Coincé entre une consommation culpabilisante et le poids de l’inflation, l’amateur de foie gras renforce le caractère exceptionnel du produit en l’attirant vers le pôle de la distinction. C’est le paradoxe que met en lumière une étude menée par l’institut Ipsos en mars 2023 que vient de rendre publique FranceAgriMer.
Commandée par l’interprofession du foie gras, le Cifog, cette enquête cherche à mieux connaître l’image du foie gras et les usages de consommateurs, alors que la production de foie gras française a nettement diminué (environ –60 %) depuis 2015.
Patrimoine gastronomique
Les marqueurs habituels du foie gras ne semblent pas être vraiment remis en cause. Il reste une part du patrimoine gastronomique associé au terroir et plutôt réservé aux moments de célébration qui s’écartent de l’ordinaire. Les consommateurs adoptent aussi une attitude patrimoniale dans leurs achats puisqu’ils conservent d’une année sur l’autre leurs habitudes d’achat et leurs fournisseurs.
Peut-être que l’influenza aviaire aurait pu les dévier de leur routine ? En vrai, pas trop. Parmi ceux qui n’ont pas acheté de foie gras au cours des deux dernières années, seuls 6 % d’entre eux ont expliqué leur choix par les épisodes de grippe aviaire. Ils se déclarent pourtant bien informés sur le sujet. Les inquiétudes des consommateurs ne sont pas centrées sur les effets de la grippe aviaire sur la santé humaine mais sur les répercussions d’une baisse de la production française : des produits importés de moindre qualité et une envolée des prix appréhendée par les consommateurs.
Hausse de prix
Et justement, le contexte général de hausse des prix pourrait-il freiner les achats d’un produit déjà traditionnellement cher ? s’interroge l’Ipsos. Manifestement oui, répond l’institut de sondage. 83 % des acheteurs ont observé une hausse des prix et 38 % déclarent en avoir acheté moins que l’an dernier. Et le prix est un critère qui gagne en importance : 59 % le considèrent comme une information déterminante contre 49 % en 2020.
Cette contrainte s’ajoute à une tendance de moyen terme qui associait le foie gras à une forme de culpabilité qui conduisait à enchérir le panier d'achats. Les critiques sur le gavage, qui est un processus peu connu, mobilisent un imaginaire collectif qui associe des questions éthiques au mode d’élevage, même si l’image de la filière s’améliore, en particulier quant à sa prise en compte du bien-être animal (52 % en 2023 contre 42 % en 2020).
Plaisir et éthique
Deux stratégies existent pour résoudre ce conflit et continuer à associer plaisir et éthique.

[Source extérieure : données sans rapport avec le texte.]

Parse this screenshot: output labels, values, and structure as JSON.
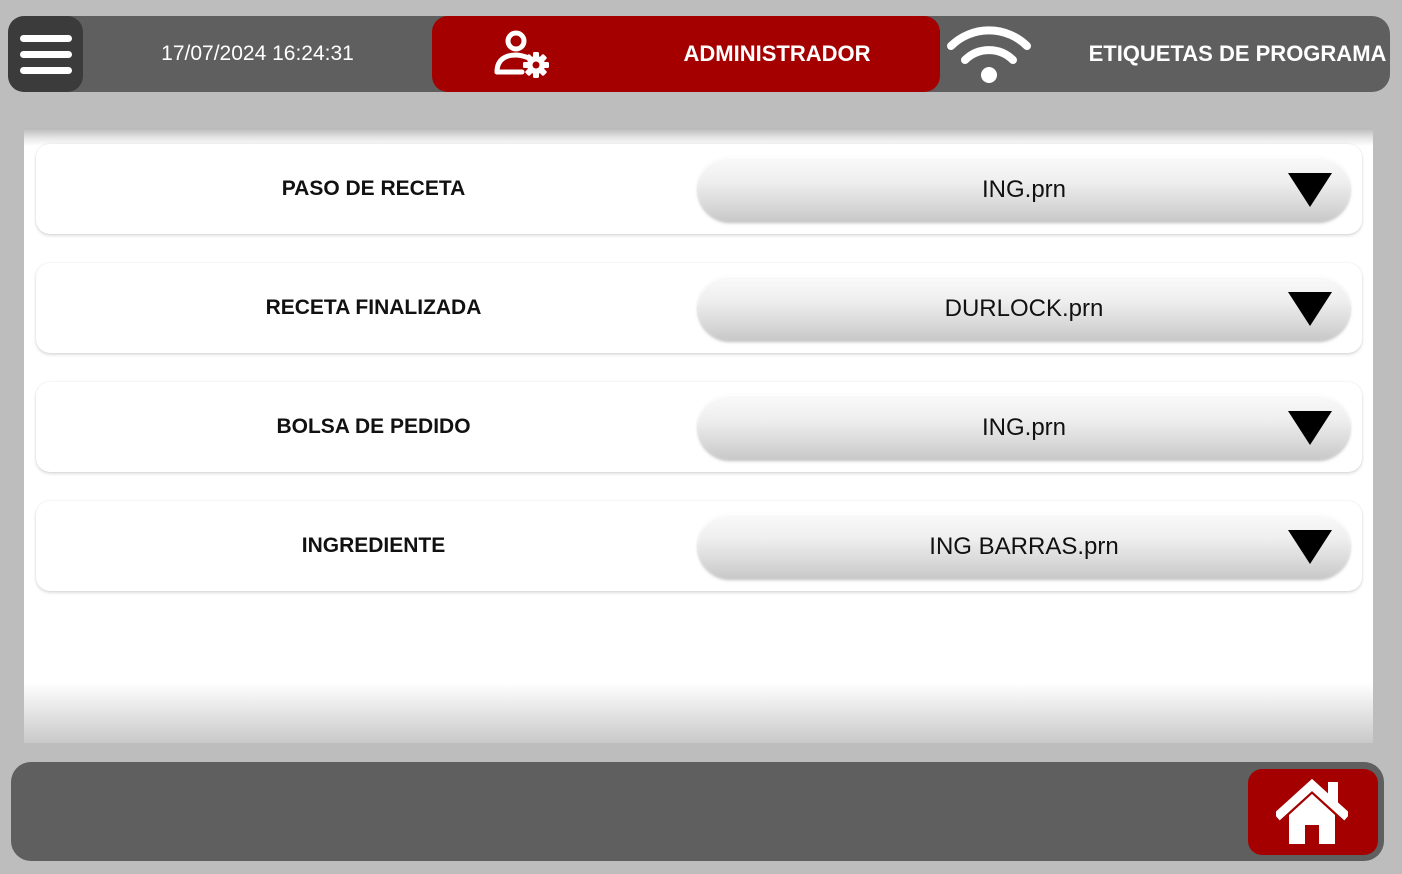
{
  "header": {
    "menu_icon": "hamburger-menu-icon",
    "datetime": "17/07/2024 16:24:31",
    "user_icon": "user-settings-icon",
    "user_role": "ADMINISTRADOR",
    "wifi_icon": "wifi-icon",
    "screen_title": "ETIQUETAS DE PROGRAMA"
  },
  "rows": [
    {
      "label": "PASO DE RECETA",
      "value": "ING.prn"
    },
    {
      "label": "RECETA FINALIZADA",
      "value": "DURLOCK.prn"
    },
    {
      "label": "BOLSA DE PEDIDO",
      "value": "ING.prn"
    },
    {
      "label": "INGREDIENTE",
      "value": "ING BARRAS.prn"
    }
  ],
  "footer": {
    "home_icon": "home-icon"
  },
  "colors": {
    "accent": "#a40000",
    "bar": "#5f5f5f",
    "background": "#bdbdbd"
  }
}
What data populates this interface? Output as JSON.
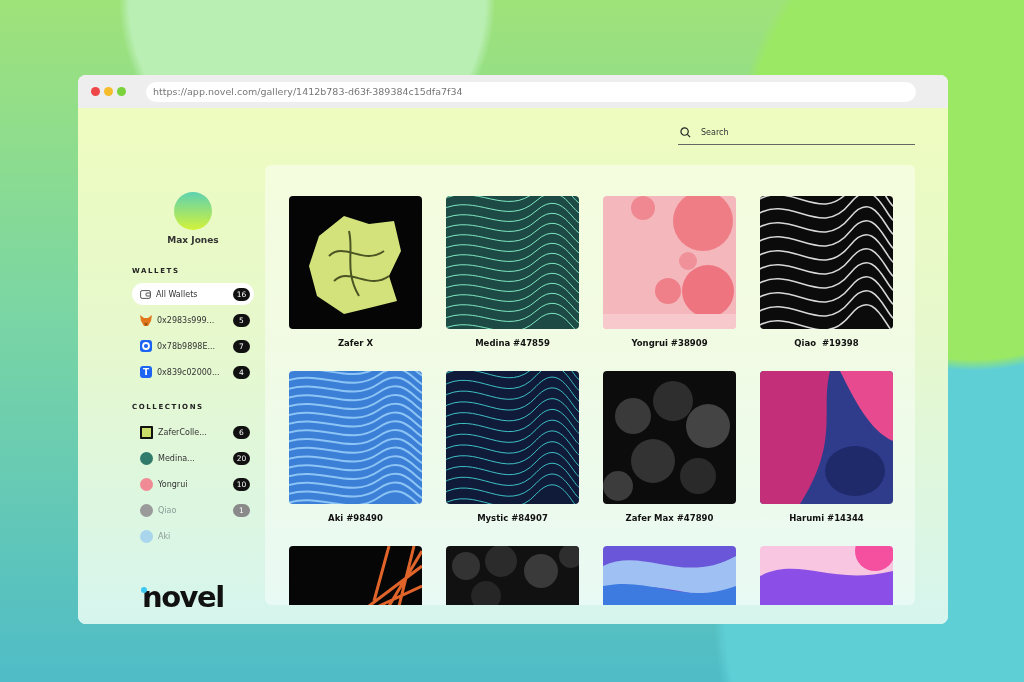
{
  "window": {
    "url": "https://app.novel.com/gallery/1412b783-d63f-389384c15dfa7f34"
  },
  "search": {
    "placeholder": "Search"
  },
  "profile": {
    "name": "Max Jones"
  },
  "wallets": {
    "heading": "WALLETS",
    "items": [
      {
        "kind": "wallet",
        "label": "All Wallets",
        "count": "16",
        "selected": true
      },
      {
        "kind": "fox",
        "label": "0x2983s999...",
        "count": "5",
        "selected": false
      },
      {
        "kind": "ring",
        "label": "0x78b9898E...",
        "count": "7",
        "selected": false
      },
      {
        "kind": "letter",
        "glyph": "T",
        "label": "0x839c02000...",
        "count": "4",
        "selected": false
      }
    ]
  },
  "collections": {
    "heading": "COLLECTIONS",
    "items": [
      {
        "label": "ZaferColle...",
        "count": "6",
        "color": "#c9dd6a",
        "faded": false
      },
      {
        "label": "Medina...",
        "count": "20",
        "color": "#2f7a6a",
        "faded": false
      },
      {
        "label": "Yongrui",
        "count": "10",
        "color": "#f08a94",
        "faded": false
      },
      {
        "label": "Qiao",
        "count": "1",
        "color": "#9a9a9a",
        "faded": true
      },
      {
        "label": "Aki",
        "color": "#a9d6ec",
        "faded": true
      }
    ]
  },
  "logo": {
    "text": "novel"
  },
  "gallery": [
    {
      "kind": "picture",
      "title": "Zafer X"
    },
    {
      "kind": "picture",
      "title": "Medina #47859"
    },
    {
      "kind": "picture",
      "title": "Yongrui #38909"
    },
    {
      "kind": "picture",
      "title": "Qiao  #19398"
    },
    {
      "kind": "picture",
      "title": "Aki #98490"
    },
    {
      "kind": "picture",
      "title": "Mystic #84907"
    },
    {
      "kind": "picture",
      "title": "Zafer Max #47890"
    },
    {
      "kind": "picture",
      "title": "Harumi #14344"
    },
    {
      "kind": "picture"
    },
    {
      "kind": "picture"
    },
    {
      "kind": "picture"
    },
    {
      "kind": "picture"
    }
  ]
}
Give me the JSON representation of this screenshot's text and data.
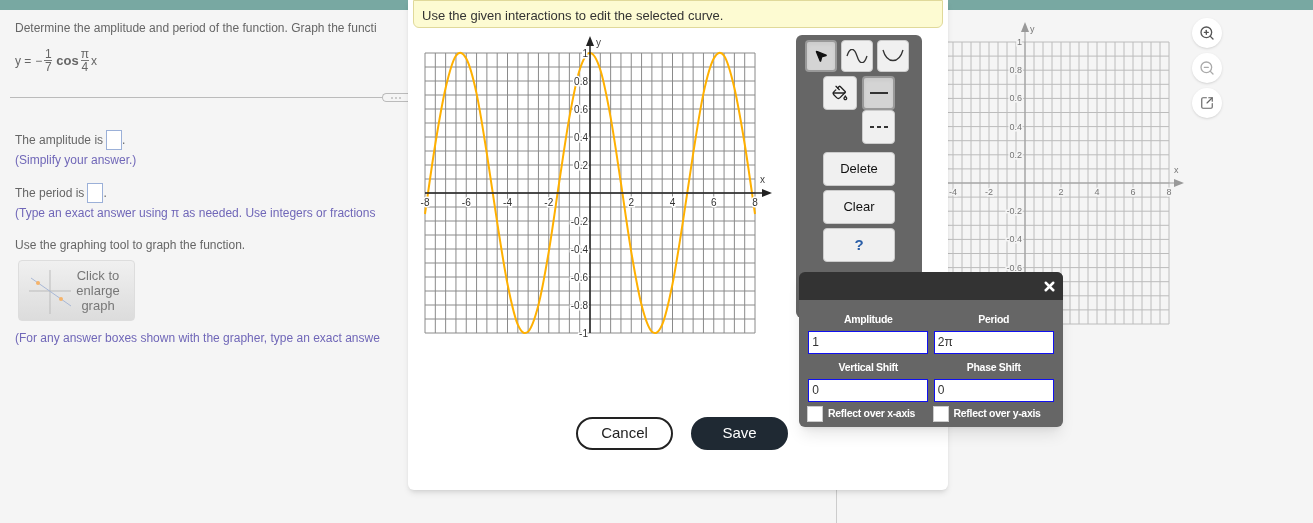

Ceux qui consommaient du foie gras tout au long de l’année le réduisent désormais à des moments festifs prédéfinis, comme Noël et le jour de l’an. Et ceux qui accordaient déjà une grande importance à l’origine et à la qualité de leur foie gras sont encore plus exigeants sur ces critères.
Ce double mouvement conduit à renforcer le caractère exceptionnel du produit, de plus en plus réservé aux fêtes de fin d’année. Ce n’est pas sur la qualité que les Français choisissent de négocier mais sur la quantité. L’achat de foie gras devient de plus en plus exceptionnel.
En conclusion, l’Ipsos recommande à la filière de communiquer encore plus autour de son processus de production, en évitant l’écueil d’un discours trop technique.